I did some looking around online and others have reported the same problem developing after about 20 hours of use. I honestly can't remember if this bloom was always there on mine since up until last week I had some bad ceiling reflections partially washing out the picture (I have about 38 hours of use on mine). Plus it took me over a week to get over the "huge image" wow factor and really start examining the picture quality.

I've already taken the projector down so I can return it to Amazon. I'll be getting a replacement from B&H, since they're a fully authorized Panasonic retailer (Amazon apparently isn't). Crossing my fingers that the replacement doesn't have the same issue.


----------



## RBTO

You're right in assuming the worst, given the projector's own menu is showing the defect.
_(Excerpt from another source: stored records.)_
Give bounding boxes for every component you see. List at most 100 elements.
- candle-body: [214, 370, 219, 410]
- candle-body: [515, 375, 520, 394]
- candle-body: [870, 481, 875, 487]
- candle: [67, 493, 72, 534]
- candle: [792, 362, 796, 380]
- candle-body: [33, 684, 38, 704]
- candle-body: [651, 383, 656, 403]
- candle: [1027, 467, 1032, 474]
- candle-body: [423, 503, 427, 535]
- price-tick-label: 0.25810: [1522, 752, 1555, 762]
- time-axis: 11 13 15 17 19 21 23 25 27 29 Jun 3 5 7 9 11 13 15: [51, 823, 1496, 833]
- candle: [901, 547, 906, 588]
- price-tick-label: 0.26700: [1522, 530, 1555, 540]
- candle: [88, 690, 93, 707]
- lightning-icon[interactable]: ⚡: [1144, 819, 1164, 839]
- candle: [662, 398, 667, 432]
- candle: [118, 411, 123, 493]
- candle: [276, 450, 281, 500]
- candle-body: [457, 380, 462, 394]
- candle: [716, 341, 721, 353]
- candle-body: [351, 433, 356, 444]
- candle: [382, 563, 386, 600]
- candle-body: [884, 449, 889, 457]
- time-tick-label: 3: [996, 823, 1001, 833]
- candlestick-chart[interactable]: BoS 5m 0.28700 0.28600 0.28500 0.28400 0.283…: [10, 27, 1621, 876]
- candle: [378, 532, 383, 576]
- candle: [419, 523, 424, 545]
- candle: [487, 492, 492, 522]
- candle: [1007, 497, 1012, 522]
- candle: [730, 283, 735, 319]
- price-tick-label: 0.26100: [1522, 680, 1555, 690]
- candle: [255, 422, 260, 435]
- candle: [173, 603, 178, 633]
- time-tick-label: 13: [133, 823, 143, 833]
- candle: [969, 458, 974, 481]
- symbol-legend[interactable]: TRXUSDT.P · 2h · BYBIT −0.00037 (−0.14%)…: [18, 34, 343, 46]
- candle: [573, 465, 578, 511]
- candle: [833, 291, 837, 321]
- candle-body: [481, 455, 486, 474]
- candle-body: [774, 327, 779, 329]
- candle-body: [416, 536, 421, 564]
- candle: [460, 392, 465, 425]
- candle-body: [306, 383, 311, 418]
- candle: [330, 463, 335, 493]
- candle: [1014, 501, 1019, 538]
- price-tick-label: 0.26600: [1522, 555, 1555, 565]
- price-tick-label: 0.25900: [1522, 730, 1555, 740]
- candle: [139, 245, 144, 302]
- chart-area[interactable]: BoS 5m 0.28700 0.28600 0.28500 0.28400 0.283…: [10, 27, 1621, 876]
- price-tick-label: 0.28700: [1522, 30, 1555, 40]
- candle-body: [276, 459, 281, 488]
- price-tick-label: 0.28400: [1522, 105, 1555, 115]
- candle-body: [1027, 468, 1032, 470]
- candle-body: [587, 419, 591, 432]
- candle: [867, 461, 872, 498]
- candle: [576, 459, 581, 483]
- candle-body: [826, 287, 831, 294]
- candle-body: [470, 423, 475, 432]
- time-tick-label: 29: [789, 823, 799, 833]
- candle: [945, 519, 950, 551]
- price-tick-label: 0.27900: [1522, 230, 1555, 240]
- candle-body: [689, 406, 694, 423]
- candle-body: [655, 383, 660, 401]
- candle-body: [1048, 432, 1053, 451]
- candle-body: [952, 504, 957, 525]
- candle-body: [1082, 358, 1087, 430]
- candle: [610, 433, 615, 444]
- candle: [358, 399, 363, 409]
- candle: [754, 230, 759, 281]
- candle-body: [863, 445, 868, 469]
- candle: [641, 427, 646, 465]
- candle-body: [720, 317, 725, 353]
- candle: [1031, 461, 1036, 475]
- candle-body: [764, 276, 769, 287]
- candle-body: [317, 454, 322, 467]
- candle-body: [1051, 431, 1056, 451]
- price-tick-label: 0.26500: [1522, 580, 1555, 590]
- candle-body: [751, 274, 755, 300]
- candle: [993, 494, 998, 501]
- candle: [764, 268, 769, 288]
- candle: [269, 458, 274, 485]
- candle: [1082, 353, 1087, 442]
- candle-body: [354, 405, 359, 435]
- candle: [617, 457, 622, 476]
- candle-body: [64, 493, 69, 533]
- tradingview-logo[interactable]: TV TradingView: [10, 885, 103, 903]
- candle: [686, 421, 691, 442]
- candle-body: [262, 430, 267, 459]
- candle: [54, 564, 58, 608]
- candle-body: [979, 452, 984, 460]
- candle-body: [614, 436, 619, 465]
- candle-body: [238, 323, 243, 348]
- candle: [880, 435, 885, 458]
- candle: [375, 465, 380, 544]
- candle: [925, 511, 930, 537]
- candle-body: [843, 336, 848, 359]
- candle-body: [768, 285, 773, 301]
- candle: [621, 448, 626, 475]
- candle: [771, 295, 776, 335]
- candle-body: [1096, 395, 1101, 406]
There are a number of optical elements that could be causing the issue.

With Amazon, they second source a lot of items and it's likely that was the case with your projector (and unfortunately that second source wasn't an authorized dealer). B&H has higher prices but they are a very reputable outlet so you're doing well dealing with them.

Sorry to hear you're having this problem but hope you can resolve it to your satisfaction.


----------



## jdent02

Amazon sourced it from Visual Apex, which is an authorized dealer, but being that the sale was through Amazon I'm not sure if that affects anything. I got lucky in that B&H has it for the exact same price so no loss there.


----------



## phillihp23

jdent02 said:


> Amazon sourced it from Visual Apex, which is an authorized dealer, but being that the sale was through Amazon I'm not sure if that affects anything. I got lucky in that B&H has it for the exact same price so no loss there.


So did amazon take it back ? Or did you contact Visual Apex ? It sounds like you bought another one from B&H.
I know Visual Apex is local in WA. I purchased my screen and projector from them. Haven't had to return anything but they seem reputable.


----------



## jdent02

Yes, Amazon is taking it back for credit. I didn't directly contact visual apex.


----------



## jdent02

Well the new projector from B&H showed up today (free three day shipping, pretty nice perk). Within the first five minutes it became glaringly obvious that my old projector was much further out of whack then I thought, so much so I'm amazed it made it through quality checks in the first place. I'd think it wasn't even the same model since the new one looks SO much better. 

The old projector's image was hazy and impossible to focus in fully. It also had drab colors in most modes (especially Rec 709) and poor contrast (blacks were never anywhere near true black). The new one is brighter and razor sharp. The color is much more vibrant (in the same 709 mode) and the contrast is significantly better. Blacks still don't get to true black but it's a world of improvement.

Given how much better the image is on this new one I'm wondering if there was more wrong with my old one than just bad optics. I'll never know for sure but it's hard to believe that optics alone could account for the dramatic differences in color and contrast.

I'm still a bit guarded since I've read of the haze problem developing on these projectors after 20 or so hours of operation. I've got my fingers crossed as so far this new one is a real winner, and now I can see why it's so highly rated.


----------



## The3DLink

Jdent02,

I have the exact same issue with my AE8000! I've had it about a month and it seems to have gotten progressively worse. To be honest, I'm not sure if it was there the whole time. I noticed it around 10-15hrs on the lamp. The whole image looks washed out and hazy. There is a halo/blooming/bleeding of colors & brights into everything. Projector People agreed after seeing some pictures that the unit was defective, and are sending a replacement. I've been reading some similar problems with the newly manufactured units. I've read people have had their projector/optical block replaced multiple times before finally getting things right. I hope that's not the case for either of us! 

Keep us updated on how your new one performs!


----------



## 73shark

jdent02 said:


> Well the new projector from B&H showed up today (free three day shipping, pretty nice perk). Within the first five minutes it became glaringly obvious that my old projector was much further out of whack then I thought, so much so I'm amazed it made it through quality checks in the first place. I'd think it wasn't even the same model since the new one looks SO much better.
> 
> The old projector's image was hazy and impossible to focus in fully. It also had drab colors in most modes (especially Rec 709) and poor contrast (blacks were never anywhere near true black). The new one is brighter and razor sharp. The color is much more vibrant (in the same 709 mode) and the contrast is significantly better. Blacks still don't get to true black but it's a world of improvement.
> 
> Given how much better the image is on this new one I'm wondering if there was more wrong with my old one than just bad optics. I'll never know for sure but it's hard to believe that optics alone could account for the dramatic differences in color and contrast.
> 
> I'm still a bit guarded since I've read of the haze problem developing on these projectors after 20 or so hours of operation. I've got my fingers crossed as so far this new one is a real winner, and now I can see why it's so highly rated.


Any update?


----------



## tonyvdb

I've got over 200 hrs on my AE 8000 and no issues at all. 
I wonder if his was dropped during shipping and everything was knocked out of whack.